I am the bow and the arrow, the hunter and the prey…

The bow came up as she drew to the ear in a single smooth motion, and the cloak fell away from her arms. A slight creaking came from it as her arms and shoulders and gut levered against the force of the recurve's stave, stretching the sinew on the back, compressing the laminated horn on the belly and bending the slice of yew between them. The string lifted from the final curve at the tips, the bow bent into a deep C, and the arrow slid back through the cutout in the riser. The deer began its stiff-legged leap even as the string rolled off her fingertips.

Snap. The string lashed the hard leather bracer on her forearm, and there was a quarter second's blurring streak through the air. Thunk.

That was the distinctive wet sound of a broadhead striking flesh. The quick-release toggle of the war cloak snapped under her fist and she cleared the viburnum in a single raking stride, ready to chase or shoot again. Starlings rose in a chittering flock from the trees around her as she moved, hundreds wheeling in perfect unison and coasting downward to new perches. She reached for a new arrow; an injured animal had to be run down and given the mercy stroke or a hunter would lose all luck, and you couldn't always count on a quick kill. This time the deer took three staggering steps and collapsed, its limbs kicking for a moment; then it stretched out its neck and went limp.

"Good!" Ritva said, wiping off her bow and sliding it into the case against the wet.

She stopped and gathered up her cloak, slid her sword through the buckled frog on her belt and slipped her buckler onto the spring-loaded clip on the sheath. The deer's eyes were blank by the time she arrived, beaded with drops of the rain that pooled like tears. Her arrow had sunk to the fletching behind the ribs on the left side, angling sharply forward and either striking the heart or severing the big veins next to it as the razor-sharp triangular head punched in. The death had been very quick; a single moment of surprise and pain, and then the dark.

"I'm sorry, brother," she murmured, glad of that.

She bent and passed a hand over the deer's eyes, and then her own; touched a finger to the blood and then to her forehead.

"Thank you for your gift of life.
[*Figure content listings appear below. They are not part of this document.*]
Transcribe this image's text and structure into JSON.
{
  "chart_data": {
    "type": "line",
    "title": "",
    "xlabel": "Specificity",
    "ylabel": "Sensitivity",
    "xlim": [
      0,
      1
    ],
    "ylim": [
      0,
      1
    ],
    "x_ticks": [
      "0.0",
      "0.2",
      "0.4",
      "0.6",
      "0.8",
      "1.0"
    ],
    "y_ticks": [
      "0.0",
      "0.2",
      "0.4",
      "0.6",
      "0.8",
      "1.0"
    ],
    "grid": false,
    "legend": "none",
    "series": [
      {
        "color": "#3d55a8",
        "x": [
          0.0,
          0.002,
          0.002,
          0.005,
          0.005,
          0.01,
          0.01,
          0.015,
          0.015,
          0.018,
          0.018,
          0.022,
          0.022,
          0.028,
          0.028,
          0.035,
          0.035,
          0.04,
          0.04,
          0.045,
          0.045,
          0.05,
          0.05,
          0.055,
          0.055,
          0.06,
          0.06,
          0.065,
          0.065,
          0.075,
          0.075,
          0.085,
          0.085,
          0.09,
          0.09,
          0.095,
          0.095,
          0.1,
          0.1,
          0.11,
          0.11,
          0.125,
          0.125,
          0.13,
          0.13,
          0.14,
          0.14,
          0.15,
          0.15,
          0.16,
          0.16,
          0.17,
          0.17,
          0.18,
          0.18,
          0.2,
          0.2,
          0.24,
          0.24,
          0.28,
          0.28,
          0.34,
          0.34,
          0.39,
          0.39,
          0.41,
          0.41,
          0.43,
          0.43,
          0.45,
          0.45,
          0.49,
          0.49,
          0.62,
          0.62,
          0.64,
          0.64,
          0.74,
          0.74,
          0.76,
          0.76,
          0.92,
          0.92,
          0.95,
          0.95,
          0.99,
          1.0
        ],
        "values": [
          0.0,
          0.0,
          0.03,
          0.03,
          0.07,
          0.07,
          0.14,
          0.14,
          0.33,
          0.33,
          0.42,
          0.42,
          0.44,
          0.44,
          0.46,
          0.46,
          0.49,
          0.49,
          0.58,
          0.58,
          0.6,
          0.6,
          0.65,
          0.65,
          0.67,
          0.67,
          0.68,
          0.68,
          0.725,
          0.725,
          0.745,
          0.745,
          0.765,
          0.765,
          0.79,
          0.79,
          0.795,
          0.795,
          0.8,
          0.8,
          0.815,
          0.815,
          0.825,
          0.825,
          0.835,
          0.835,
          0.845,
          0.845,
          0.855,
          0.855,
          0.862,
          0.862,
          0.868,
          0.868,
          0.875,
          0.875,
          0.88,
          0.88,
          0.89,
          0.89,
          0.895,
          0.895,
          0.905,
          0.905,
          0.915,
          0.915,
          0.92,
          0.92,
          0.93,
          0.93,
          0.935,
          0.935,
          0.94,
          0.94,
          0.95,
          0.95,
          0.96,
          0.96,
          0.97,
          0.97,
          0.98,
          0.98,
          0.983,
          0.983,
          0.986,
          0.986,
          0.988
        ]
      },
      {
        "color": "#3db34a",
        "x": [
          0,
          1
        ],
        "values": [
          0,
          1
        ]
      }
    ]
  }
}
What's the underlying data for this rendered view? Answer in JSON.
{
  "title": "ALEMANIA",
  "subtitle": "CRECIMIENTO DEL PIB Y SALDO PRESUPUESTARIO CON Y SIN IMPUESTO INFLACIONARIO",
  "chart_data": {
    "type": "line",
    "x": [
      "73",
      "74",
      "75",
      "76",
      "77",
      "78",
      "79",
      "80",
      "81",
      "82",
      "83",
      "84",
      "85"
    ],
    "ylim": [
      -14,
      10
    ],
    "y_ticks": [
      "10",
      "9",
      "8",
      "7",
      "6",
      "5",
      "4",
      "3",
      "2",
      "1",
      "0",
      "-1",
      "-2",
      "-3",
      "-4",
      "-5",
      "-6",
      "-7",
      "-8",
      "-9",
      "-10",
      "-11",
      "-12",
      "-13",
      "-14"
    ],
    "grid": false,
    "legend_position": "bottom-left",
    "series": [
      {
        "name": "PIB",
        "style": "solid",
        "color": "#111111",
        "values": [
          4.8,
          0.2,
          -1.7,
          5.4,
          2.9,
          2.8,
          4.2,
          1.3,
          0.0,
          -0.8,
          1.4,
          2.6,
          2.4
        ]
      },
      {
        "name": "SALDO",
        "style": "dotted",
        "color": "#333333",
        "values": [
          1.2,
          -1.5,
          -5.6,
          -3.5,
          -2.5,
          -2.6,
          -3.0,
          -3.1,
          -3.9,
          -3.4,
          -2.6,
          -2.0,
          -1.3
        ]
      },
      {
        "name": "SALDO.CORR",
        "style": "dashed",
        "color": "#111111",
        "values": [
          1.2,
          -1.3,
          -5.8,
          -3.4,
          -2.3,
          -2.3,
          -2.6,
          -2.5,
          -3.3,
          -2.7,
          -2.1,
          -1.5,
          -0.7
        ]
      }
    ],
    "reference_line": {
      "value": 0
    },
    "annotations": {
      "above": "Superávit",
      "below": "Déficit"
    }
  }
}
Speak well of me to the Guardians. Go now and play beneath the forever trees on the mountainsides of the Undying Land, where no evil comes, until you are reborn."

To the forest: "Thank you, Horned Lord, Master of the Beasts! Bring this my brother's spirit home to Her who is Mother-of-All. Witness that I take from Your bounty in need, not wantonness, knowing that for me also the Hour of the Hunter shall come, soon or late. Earth must be fed."

Then she bent and caught the deer above the hocks, heaving backwards and pumping her legs to keep it moving, and wheezing a little too; the carcass weighed as much as she did, and she wasn't a small woman. You needed a tree to gralloch a deer properly. Hanging it up by the hind legs made it drain thoroughly and it also made it easier to gut and quarter.